Convergence proof(integral)

Dec 2009
1,506
434
Russia
I have a problem with proving that the next integral is converges:

\(\displaystyle \int^0_{-1}\frac{ ln(1+t)}{t}dt\)


Thanks!
 

chisigma

MHF Hall of Honor
Mar 2009
2,162
994
near Piacenza (Italy)
You can start from the general result [which of course can be demostrated]...

\(\displaystyle \displaystyle \int_{0}^{1} \tau^{n}\ \ln \tau\ d\tau = -\frac{1}{(n+1)^{2}}\) (1)

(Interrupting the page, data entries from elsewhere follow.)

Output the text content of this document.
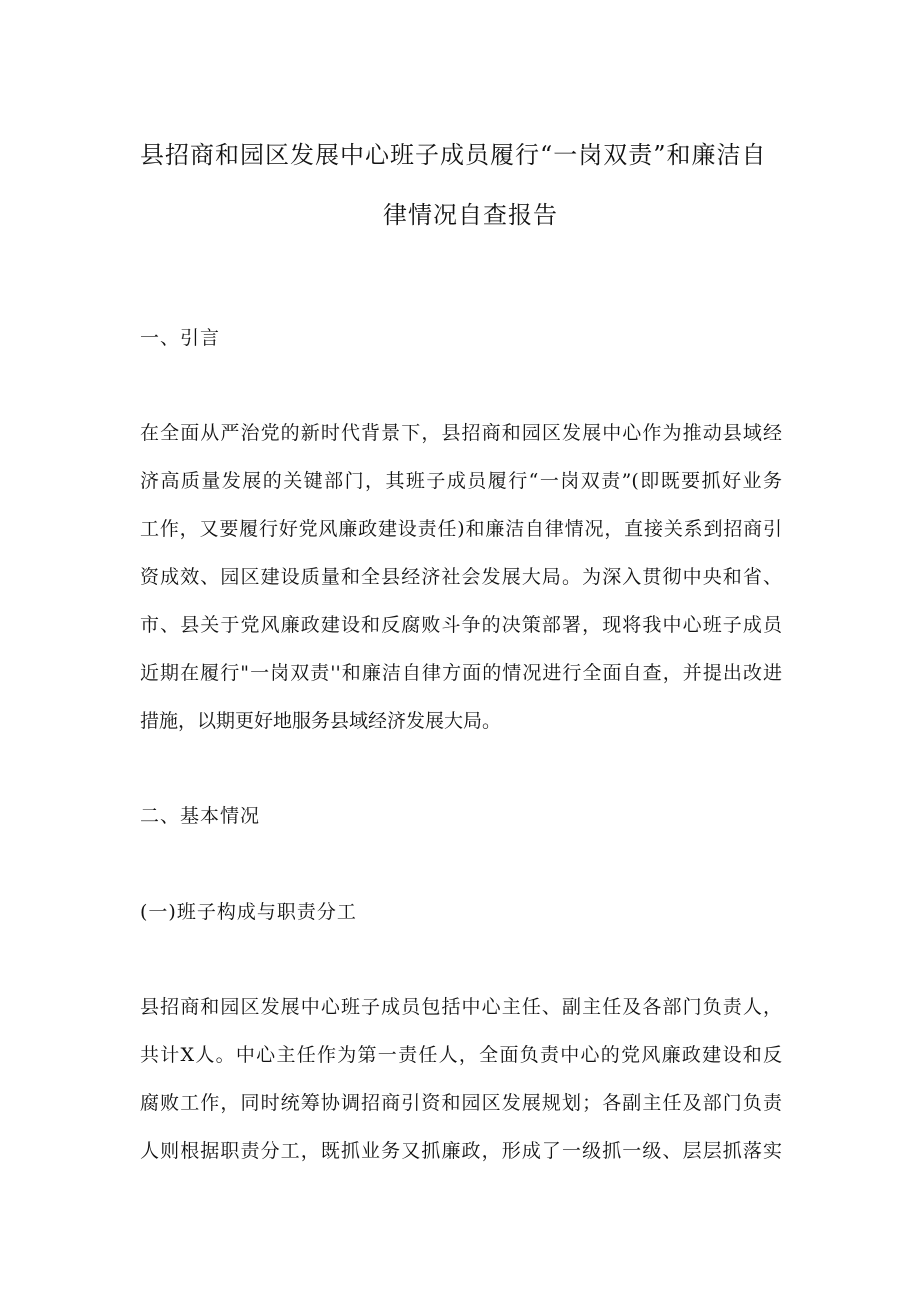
县招商和园区发展中心班子成员履行“一岗双责”和廉洁自
律情况自查报告
一、引言
在全面从严治党的新时代背景下，县招商和园区发展中心作为推动县域经
济高质量发展的关键部门，其班子成员履行“一岗双责”(即既要抓好业务
工作，又要履行好党风廉政建设责任)和廉洁自律情况，直接关系到招商引
资成效、园区建设质量和全县经济社会发展大局。为深入贯彻中央和省、
市、县关于党风廉政建设和反腐败斗争的决策部署，现将我中心班子成员
近期在履行"一岗双责''和廉洁自律方面的情况进行全面自查，并提出改进
措施，以期更好地服务县域经济发展大局。
二、基本情况
(一)班子构成与职责分工
县招商和园区发展中心班子成员包括中心主任、副主任及各部门负责人，
共计X人。中心主任作为第一责任人，全面负责中心的党风廉政建设和反
腐败工作，同时统筹协调招商引资和园区发展规划；各副主任及部门负责
人则根据职责分工，既抓业务又抓廉政，形成了一级抓一级、层层抓落实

... and then performing the substitution \(\displaystyle 1+t=\tau\) You obtain...

\(\displaystyle \displaystyle \int_{-1}^{0} \frac{\ln (1+t)}{t}\ dt = - \int_{0}^{1} \frac{\ln \tau}{1-\tau}\ d\tau = - \sum_{n=0}^{\infty} \int_{0}^{1} \tau^{n}\ \ln \tau\ d\tau = \)

\(\displaystyle \displaystyle = \sum_{n=0}^{\infty} \frac{1}{(n+1)^{2}} = \frac{\pi ^ {2}}{6} \) (2)

Kind regards

\(\displaystyle \chi\) \(\displaystyle \sigma\)
 
Dec 2009
1,506
434
Russia
Oh!

Great! (This result I need to prove later actually)

I have tried to do something like this :

\(\displaystyle \int^0_{-1}\frac{ln(1+t))}{t}dt<-2\int^1_0 ln(1+t)dt= -2[(t+1)ln(t+1)-(t+1)]^1_0<\infty\)
Now, by comparison test...

Is that prove the convergence?


Thank you again!